Sign Changes of Coefficients of Powers of the Infinite Borwein Product

TL;DR

This paper studies the sign behavior of coefficients in powers of the infinite Borwein product, providing asymptotic formulas, characterizations, and conjectures about their periodic sign changes across various parameters.

Contribution

It introduces asymptotic formulas and characterizations for the coefficients' signs, and confirms a conjecture on their periodicity for specific parameter cases.

Findings

Coefficients exhibit ultimately periodic sign patterns.

Asymptotic formulas are derived for coefficients.

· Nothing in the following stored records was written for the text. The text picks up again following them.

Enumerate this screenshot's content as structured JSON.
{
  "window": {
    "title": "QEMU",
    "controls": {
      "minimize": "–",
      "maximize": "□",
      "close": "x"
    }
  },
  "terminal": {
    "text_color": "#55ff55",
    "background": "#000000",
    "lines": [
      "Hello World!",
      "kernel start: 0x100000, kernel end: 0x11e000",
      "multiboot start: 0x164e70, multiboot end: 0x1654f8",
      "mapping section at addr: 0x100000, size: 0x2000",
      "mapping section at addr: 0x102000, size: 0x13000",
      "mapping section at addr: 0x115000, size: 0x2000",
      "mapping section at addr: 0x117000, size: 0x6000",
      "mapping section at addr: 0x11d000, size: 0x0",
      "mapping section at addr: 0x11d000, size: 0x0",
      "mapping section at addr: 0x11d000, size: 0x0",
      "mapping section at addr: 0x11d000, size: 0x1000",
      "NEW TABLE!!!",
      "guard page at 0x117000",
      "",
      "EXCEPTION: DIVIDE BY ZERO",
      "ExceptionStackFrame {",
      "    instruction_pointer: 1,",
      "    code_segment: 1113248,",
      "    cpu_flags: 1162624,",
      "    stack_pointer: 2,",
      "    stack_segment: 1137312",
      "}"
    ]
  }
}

Conjecture on sign periodicity is confirmed for certain cases.

Abstract

We denote by $c_t^{(m)}(n)$ the coefficient of $q^n$ in the series expansion of $(q;q)_\infty^m(q^t;q^t)_\infty^{-m}$, which is the $m$-th power of the infinite Borwein product. Let $t$ and $m$ be positive integers with $m(t-1)\leq 24$. We provide asymptotic formula for $c_t^{(m)}(n)$, and give characterizations of $n$ for which $c_t^{(m)}(n)$ is positive, negative or zero. We show that $c_t^{(m)}(n)$ is ultimately periodic in sign and conjecture that this is still true for other positive integer values of $t$ and $m$. Furthermore, we confirm this conjecture in the cases $(t,m)=(2,m),(p,1),(p,3)$ for arbitrary positive integer $m$ and prime $p$.